Lessons Learned from Implementing Evidence-Based Programs (EBPs) in a Virtual Environment
Date: July 16th, 2020
Join us for a conversation about what has and hasn’t worked with implementing evidence-based programs virtually. Three presenters will share their learnings. Eric Opoku Agyemang will explore what the literature suggest about best practices for virtual mentoring. Blair Brooke-Weiss will summarize recommendations for implementing Guiding Good Choices virtually and lessons from the field. Finally, AnaMaria Diaz Martinez will provide learnings from converting the Stress and Coping Program to an online format. We will also offer opportunities for participants to share their experiences from delivering evidence-based practices in virtual settings.

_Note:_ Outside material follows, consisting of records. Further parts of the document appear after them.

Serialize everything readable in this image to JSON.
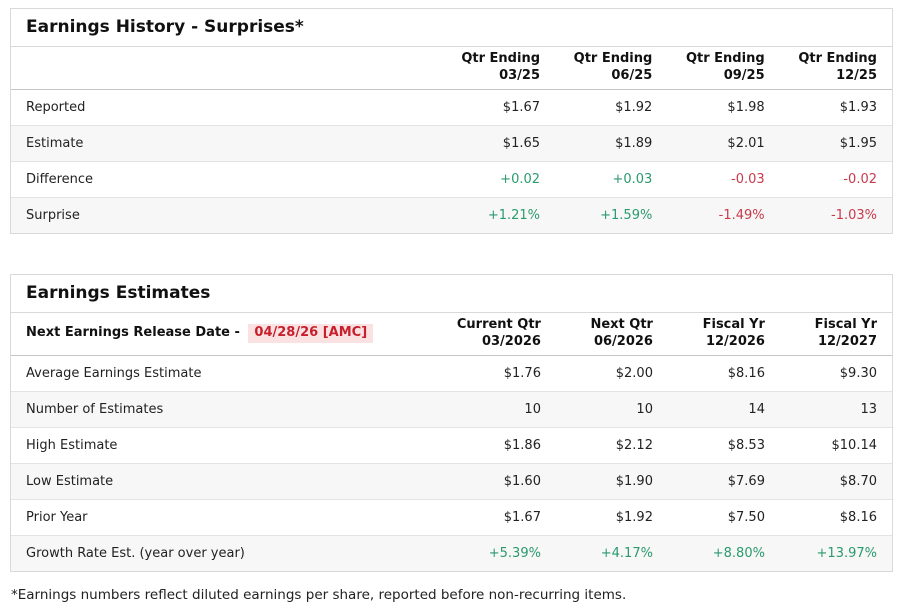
{
  "colors": {
    "positive": "#2a9a6e",
    "negative": "#c93a4a",
    "alert_red": "#c7202c",
    "alert_bg": "#fbe2e2"
  },
  "earnings_history": {
    "title": "Earnings History - Surprises*",
    "columns": [
      {
        "line1": "Qtr Ending",
        "line2": "03/25"
      },
      {
        "line1": "Qtr Ending",
        "line2": "06/25"
      },
      {
        "line1": "Qtr Ending",
        "line2": "09/25"
      },
      {
        "line1": "Qtr Ending",
        "line2": "12/25"
      }
    ],
    "rows": [
      {
        "label": "Reported",
        "values": [
          "$1.67",
          "$1.92",
          "$1.98",
          "$1.93"
        ]
      },
      {
        "label": "Estimate",
        "values": [
          "$1.65",
          "$1.89",
          "$2.01",
          "$1.95"
        ]
      },
      {
        "label": "Difference",
        "values": [
          "+0.02",
          "+0.03",
          "-0.03",
          "-0.02"
        ]
      },
      {
        "label": "Surprise",
        "values": [
          "+1.21%",
          "+1.59%",
          "-1.49%",
          "-1.03%"
        ]
      }
    ]
  },
  "earnings_estimates": {
    "title": "Earnings Estimates",
    "release_label": "Next Earnings Release Date -",
    "release_date": "04/28/26 [AMC]",
    "columns": [
      {
        "line1": "Current Qtr",
        "line2": "03/2026"
      },
      {
        "line1": "Next Qtr",
        "line2": "06/2026"
      },
      {
        "line1": "Fiscal Yr",
        "line2": "12/2026"
      },
      {
        "line1": "Fiscal Yr",
        "line2": "12/2027"
      }
    ],
    "rows": [
      {
        "label": "Average Earnings Estimate",
        "values": [
          "$1.76",
          "$2.00",
          "$8.16",
          "$9.30"
        ]
      },
      {
        "label": "Number of Estimates",
        "values": [
          "10",
          "10",
          "14",
          "13"
        ]
      },
      {
        "label": "High Estimate",
        "values": [
          "$1.86",
          "$2.12",
          "$8.53",
          "$10.14"
        ]
      },
      {
        "label": "Low Estimate",
        "values": [
          "$1.60",
          "$1.90",
          "$7.69",
          "$8.70"
        ]
      },
      {
        "label": "Prior Year",
        "values": [
          "$1.67",
          "$1.92",
          "$7.50",
          "$8.16"
        ]
      },
      {
        "label": "Growth Rate Est. (year over year)",
        "values": [
          "+5.39%",
          "+4.17%",
          "+8.80%",
          "+13.97%"
        ]
      }
    ]
  },
  "page": {
    "footnote": "*Earnings numbers reflect diluted earnings per share, reported before non-recurring items."
  }
}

Eric Opoku Agyemang, is the Leadership Program Director at Puget Sound Sage where he recruits, trains, and resources emerging leaders of color to serve on decision making tables including city and municipal boards and commissions. Prior to joining Sage, Eric served as the co-founder and executive director of the Cheerful Hearts Foundation, a non-profit that uses community-based interventions to address child trafficking in the West African fishing industry. He is currently pursuing his Doctoral degree in Social Welfare at the University of Washington and an intern at the Social Development Research Group (SDRG).
Blair Brooke-Weiss, is a Senior Communities That Care Specialist, at the University of Washington, Center for Communities that Care (CTC) where she leads the Center’s training and coaching core. She is a certified Communities That Care trainer and coach. She has extensive experience providing CTC workshops and proactive technical assistance to community leaders, boards and coalitions.
AnaMaria Diaz Martinez, is an Associate Professor and Human and Family Development Regional Specialist with Washington State University Extension. Her research focus is with evidence-based programs (EBPs) to address social-ecological factors through a prevention lens. She is a co-investigator on multiple federal research studies focused on cultural adaptations of evidence-based prevention programs. She is an international consultant with the PanAmerican Health Organization (WHO/PAHO) focusing on taking EBPs and addressing cultural adaptations for an international context.